The whole landscape shifted and cracked like rocky skin, turning and curving into the snout of an awesome creature. He couldn’t see the rest. To look from the snout to the body would be to look through mist from one coastline to another. If its shape had recognizable form, its features were lost in the far distance of the void. Even the rest of its head was hidden behind ridges so big they’d be mountains in the physical realm.
‘What is it?’
‘You were drawn to it,’ replied Corvus. ‘That should tell you much.’
Nanon kept his eyes focused on the snout, processing its enormity. If he were able to step back and see its expression he imagined he’d see annoyance, as if the Giant had an itch it couldn’t scratch, maybe a sadness that things were just out of reach. He felt empathy for it, though he didn’t know why. The feeling just jumped into his head, suddenly there, letting him share the Giant’s emotions. It was the Great Fire Giant. It was Jaa.
‘Don’t be sad, my friend,’ he whispered. ‘You have not yet lost. A being as mighty and timeless as you should not be sad. Your shade still endures.’
He could feel Dalian, taking small chunks of power from the immense creature, perhaps keeping himself alive as he searched for the exemplar. But it was Dalian. The Thief Taker’s journey was not over, as Nanon had felt it was when he visited him in the hanging cells of Ro Weir. His god saw his worth, his great conviction and piety, and wanted to preserve it. In time, the shade would accomplish great things. As the world broke, the Shade of Dalian Thief Taker would remain to fight any battles that could still be fought. On an empty battlefield, with dead and dying men, Dalian would be there at the last, fighting against hope for his people and his god.
‘Good to see you again, Karesian man.
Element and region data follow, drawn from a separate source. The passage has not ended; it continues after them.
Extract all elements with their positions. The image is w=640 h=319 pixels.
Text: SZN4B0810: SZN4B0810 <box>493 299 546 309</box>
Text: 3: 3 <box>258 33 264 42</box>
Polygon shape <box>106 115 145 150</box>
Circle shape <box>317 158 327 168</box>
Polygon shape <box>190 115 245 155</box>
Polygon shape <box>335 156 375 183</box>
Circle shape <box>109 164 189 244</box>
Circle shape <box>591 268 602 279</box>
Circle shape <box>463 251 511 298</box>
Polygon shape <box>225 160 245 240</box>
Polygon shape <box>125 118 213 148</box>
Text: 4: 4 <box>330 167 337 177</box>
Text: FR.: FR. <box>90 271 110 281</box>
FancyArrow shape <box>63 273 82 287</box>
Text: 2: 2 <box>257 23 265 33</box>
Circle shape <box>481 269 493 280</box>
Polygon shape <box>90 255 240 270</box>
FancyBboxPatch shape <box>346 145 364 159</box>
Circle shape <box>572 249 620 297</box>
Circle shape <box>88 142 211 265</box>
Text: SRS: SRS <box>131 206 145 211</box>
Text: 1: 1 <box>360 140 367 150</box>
Though we’ll never speak again, know that I will always be your friend.’
‘It is time to leave,’ said Corvus. ‘If the great Fire Giant notices us, we will be subject to its will.’
‘I don’t want to be rude,’ replied Nanon, feeling a tear well up in his eye. ‘If only we were closer and could see the full majesty of the fire halls. I wou
ld slip gladly into forever with such a vista burned into my memory.’
He pulled back his perception and left the majestic fragment of Jaa to brood on his coming battles. He knew Dalian was at peace, and that knowledge gave him new steel, perhaps a reason to carry on. If the Karesian man could not be stopped by death, who was Nanon to give up at the mere sight of a Jekkan and the loss of the Fell Walkers?
CHAPTER 6
FALLON THE GREY IN RO CANARN
THERE WAS NO border between the realm of Wraith and the duchy of Canarn. The grass didn’t change, the winds still blew and the Red Army still rode at a crawl. There was no texture to the landscape or points of interest to break the monotony.
He felt like a Red Knight again, swept up in a whirlwind of horses, canvas and cook-fires. Only the presence of Vladimir Corkoson and Al Hasim kept him centred. They found the organized rituals of the Red Knights to be amusing, and their wry humour – frequently accentuated by drink – made Fallon laugh in spite of his instincts.
Their journey, from South Warden to Ro Canarn, had been a crawl. Armies move as slowly as their slowest element, and the supply carts were like mobile taverns: they moved, but only reluctantly. Fallon had been in the vanguard, but retreated to the bulk of the army when he was tentatively asked to help with nightly watch. Word had spread about him, as it always did among knights, but nothing solid was known. They called him the Grey Knight and knew he was more than a swordsman.
‘Set camp,’ came the relay of shouts from each sergeant. The army was stopping within sight of the city. ‘Get to your evening duties. No rest ’til we have stockade and guards on post.’
Groans and low-key insubordination. Knights of the Red could grumble like no other soldiers. It was instilled in them from their first day in armour. They never complained openly, just bickered among themselves, proclaiming all the things they’d do differently were they in charge. Fallon had been the same, until he was made captain, after which he’d realized how pointless it was to complain.
‘I never thought I’d be part of a Red Army of ten thousand knights,’ said Al Hasim, dismounting next to Fallon. ‘Well, maybe as a prisoner.’